The study comprised 211 patients with liver cancer and 221 controls who were seropositive for HBsAg and followed for cancer occurrence every 2 to 3 years from 2000 to 2011.

Compared with controls, patients with liver cancer had lower family income (P = .05) and education level (P < .01), less vegetable intake (318.2 vs. 361.2 g/day; P = 0.2), and were more likely to have a history of chronic liver disease (48.34% vs. 15.84%; P < .01), family history of liver cancer (15.17% vs. 6.33%; P < .01), and a positive HBeAg status (37.91% vs. 5.88%; P < .01).

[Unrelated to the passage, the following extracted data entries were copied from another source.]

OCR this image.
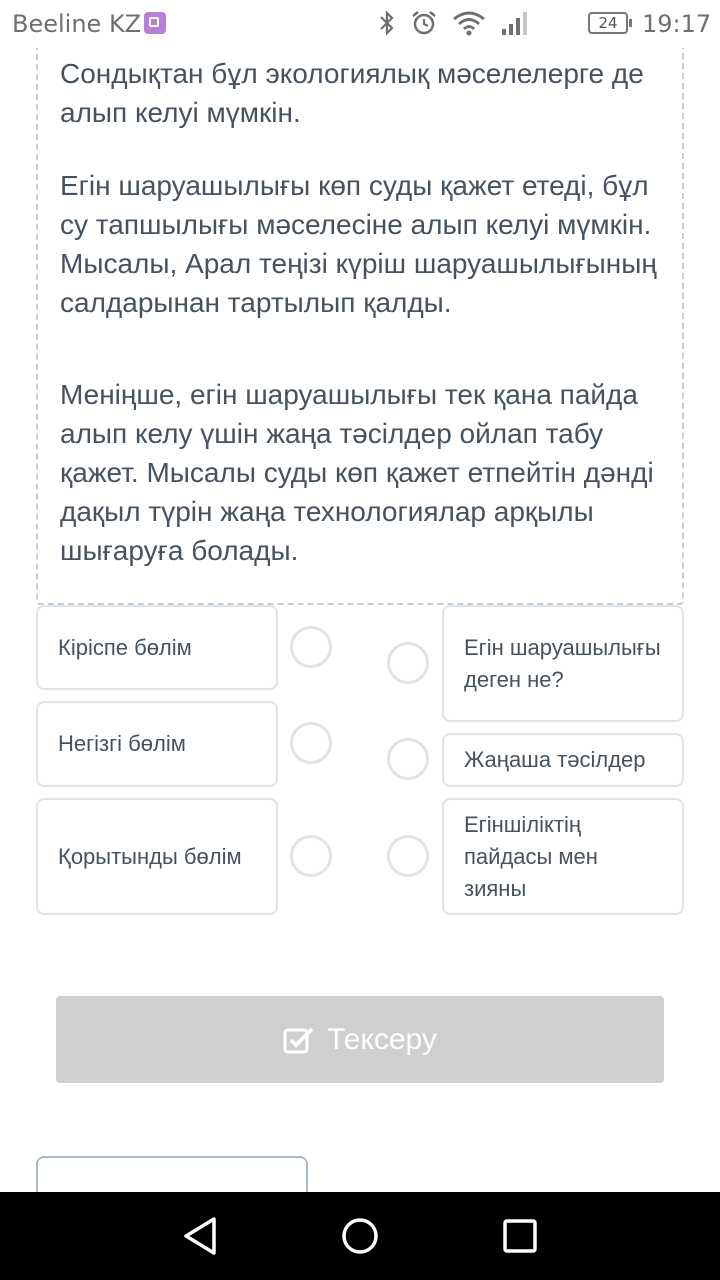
Beeline KZ	24	19:17
Сондықтан бұл экологиялық мәселелерге де алып келуі мүмкін.
Егін шаруашылығы көп суды қажет етеді, бұл су тапшылығы мәселесіне алып келуі мүмкін. Мысалы, Арал теңізі күріш шаруашылығының салдарынан тартылып қалды.
Меніңше, егін шаруашылығы тек қана пайда алып келу үшін жаңа тәсілдер ойлап табу қажет. Мысалы суды көп қажет етпейтін дәнді дақыл түрін жаңа технологиялар арқылы шығаруға болады.
Кіріспе бөлім
Негізгі бөлім
Қорытынды бөлім
Егін шаруашылығы деген не?
Жаңаша тәсілдер
Егіншіліктің пайдасы мен зияны
Тексеру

In three adjusted models, risk for liver cancer correlated positively with increased levels of HBV DNA (all, P < .01) and HBsAg (P < .01 to P = .03) in dose-response manners.

Compared with patients with HBV DNA less than 2,000 IU/mL, liver cancer risk increased among those with HBV DNA between 2,000 IU/mL and 19,999 IU/mL (OR = 2.11; 95% CI, 0.99-4.5) and those with HBV DNA higher than 20,000 IU/mL (OR = 3.12; 95% CI, 2.19-4.44).

Similarly, compared with patients with HBsAg levels of 0.05 IU/mL to 99 IU/mL, liver cancer risk increased among those with HBsAg levels of 100 IU/mL to 999 IU/mL (OR = 1.82; 95% CI. 0.9-3.68) and those with HBsAg levels higher than 1,000 IU/mL (OR = 2.21; 95% CI, 1.1-4.43).

The researchers stratified HBsAg cut-off levels by HBV DNA for liver cancer risk. Among patients with HBV DNA less than 2,000 IU/mL, those with HBsAg levels of 100 IU/mL or higher (OR = 1.98; 95% CI, 0.96-4.11) and those with HBsAg levels of 1,000 IU/mL and higher (OR = 1.05; 95% CI, 0.42-2.59) both had an increased risk for liver cancer.

Additionally, among patients with HBV DNA higher than 2,000, liver cancer risk increased among those with HBsAg levels higher than 100 IU/mL (OR = 3.72; 95% CI, 1.17-11.82) compared with less than 100 IU/mL and among those with HBsAg levels higher than 1,000 IU/mL (OR = 2.6; 95% CI, 1.11-6.05) compared with those with less than 1,000 IU/mL.

“We observed a positive correlation between HBV DNA and HBsAg levels,” the researchers concluded. “Previous studies indicated that the correlation changed during the natural history of HBV infection, higher at HBeAg-positive phase, lower at HBeAg-negative phase and the lowly replicative phase, which was consistent with our findings.” – by Talitha Bennett

Disclosure: Healio.com/Hepatology was unable to determine relevant financial disclosures at the time of publication.